For our 2022 iGEM project, we developed a synthetic biomedical tattoo using engineered cells that would monitor the rising glucocorticoid level induced by chronic stress and respond accordingly with a visible output. For this purpose, we engineered a novel synthetic transcriptional factor that could translocate from the cytosol into the nucleus upon glucocorticoid stimulation and initiate reporter gene transcription. We confirmed that the cells carrying this synthetic transcriptional factor and its corresponding reporter cassette could respond dose-dependently to glucocorticoid stimulation. We also showed that the transgenic tdTomato or tyrosinase expression under the control of such a glucocorticoid-responsive circuit could generate either fluorescent or colorimetric signals detectable by the naked eye. The response and production would be achieved by different modules, including LBD of NR3C1, tetR/tetO, tdTomato, tyrosinase, etc. Putting safety first, we considered the safety issues as follows:
1. E.coli was used to perform molecular cloning. The stbl3 strain we use has not been reported to cause disease in immunocompetent adult humans consistently, and it does present a minimal potential hazard to laboratory personnel and the environment.
2. HEK293T cells were used to demonstrate the feasibility and efficiency of the newly constructed plasmid. 293T cells derive from 293cells and are embedded with gene E1A of adenovirus. Though adenovirus could lead to diseases people, the 293T cells are entirely safe. And they are unable to survive when they escape from the lab.
3. All genes cloned into pcDNA3.1 are non-conjugative, preventing the horizontal transfer of our parts. We use CMV as promoter, which guarantees that our bacteria won’t produce large amounts of gene products if we do not induce the expression.
4. All the parts we use are guaranteed to be safe for humans and won’t cause any biological pollution to the environment.
5. We plan to use microencapsulation technology to embed engineered cells to prevent cells from leaking from the injection site and causing harm to the human body.
Although E.coli stbl3 strains might present a minimal potential hazard to laboratory personnel and the environment by spreading resistant genes to the public, it does present a minimal potential hazard to laboratory personnel and the environment. Since most of these cells will be transformed with plasmids with resistant selection markers, if the bacterial wastes are not properly treated, they may spread the resistance genes into the environment. So limits were set to avoid this kind of pollution.
HEK-293T cells are unable to survive when they escape from the lab. However, accidentally releasing these cells into the bloodstream might cause harmful health issues. So members were careful when modifying cells.
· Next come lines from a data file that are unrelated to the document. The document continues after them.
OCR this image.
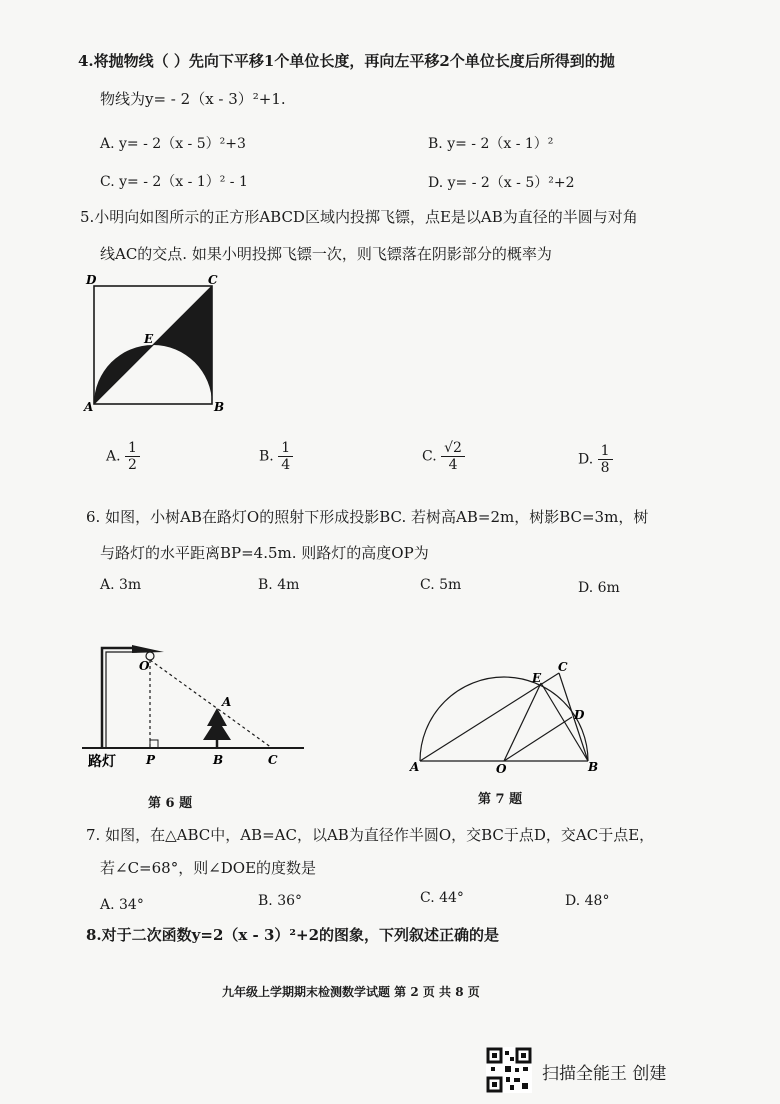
4.将抛物线（ ）先向下平移1个单位长度，再向左平移2个单位长度后所得到的抛
物线为y= - 2（x - 3）²+1.
A. y= - 2（x - 5）²+3	B. y= - 2（x - 1）²
C. y= - 2（x - 1）² - 1	D. y= - 2（x - 5）²+2
5.小明向如图所示的正方形ABCD区域内投掷飞镖，点E是以AB为直径的半圆与对角
线AC的交点. 如果小明投掷飞镖一次，则飞镖落在阴影部分的概率为
A	B
C
D
E
A. $\frac{1}{2}$	B. $\frac{1}{4}$	C. $\frac{√2}{4}$	D. $\frac{1}{8}$
6. 如图，小树AB在路灯O的照射下形成投影BC. 若树高AB=2m，树影BC=3m，树
与路灯的水平距离BP=4.5m. 则路灯的高度OP为
A. 3m	B. 4m	C. 5m	D. 6m
O
A
P	B	C
路灯
第 6 题
A	O	B
C
D
E
第 7 题
7. 如图，在△ABC中，AB=AC，以AB为直径作半圆O，交BC于点D，交AC于点E，
若∠C=68°，则∠DOE的度数是
A. 34°	B. 36°	C. 44°	D. 48°
8.对于二次函数y=2（x - 3）²+2的图象，下列叙述正确的是
九年级上学期期末检测数学试题 第 2 页 共 8 页
扫描全能王 创建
Meanwhile, the cells we use still have the potential to divide. The ethical review of cells with the ability to divide is more stringent. We should restrict the division of engineered cells to guarantee the safety. Another factor is that we should ensure compatibility with other operations like blood draws and surgeries. More lab works need to be done to reduce risks.
1. All our operations comply with the safety regulations of the laboratory safety manual.
2. We strictly follow the guideline of the WHO lab biosafety manual and the instruction of our instructors. We are required to understand the experimental principle and method completely before the operation.
3. All our experiment members have received comprehensive lab security and safety training to ensure that we are well aware of basic safety protocols and related policies and regulations.
4. Exam should be passed before getting permission to operate in the BSL-1 lab alone. Additional training is planned specifically to obtain access to the BSL-2 lab, where we culture our mammalian cells.
5. Before we use a new machine, we will read repeated instructions to ensure we grasp proper actions. We must finish our first operation under the direction of our safety managers before we manipulate the machine by ourselves.
6. To minimize the damage caused to us by the experiment, we used a blue imager to replace the UV imager and the UV glue cutter. Also, we used non-polluting nucleic acid dyes when preparing agarose gel and agarose gel electrophoresis.
7. All wastes are sterilized with proper treatment and finally sent to qualified companies. The abandoned bacteria can only be thrown away after high temperature and high-pressure sterilization.
8. Members from our Institutional Biosafety Committee will review our research plan and support our risk management. And our laboratory safety management team is experienced and sound. We will seek our laboratory safety manager for guidance when we discover a hazard or risk in our project.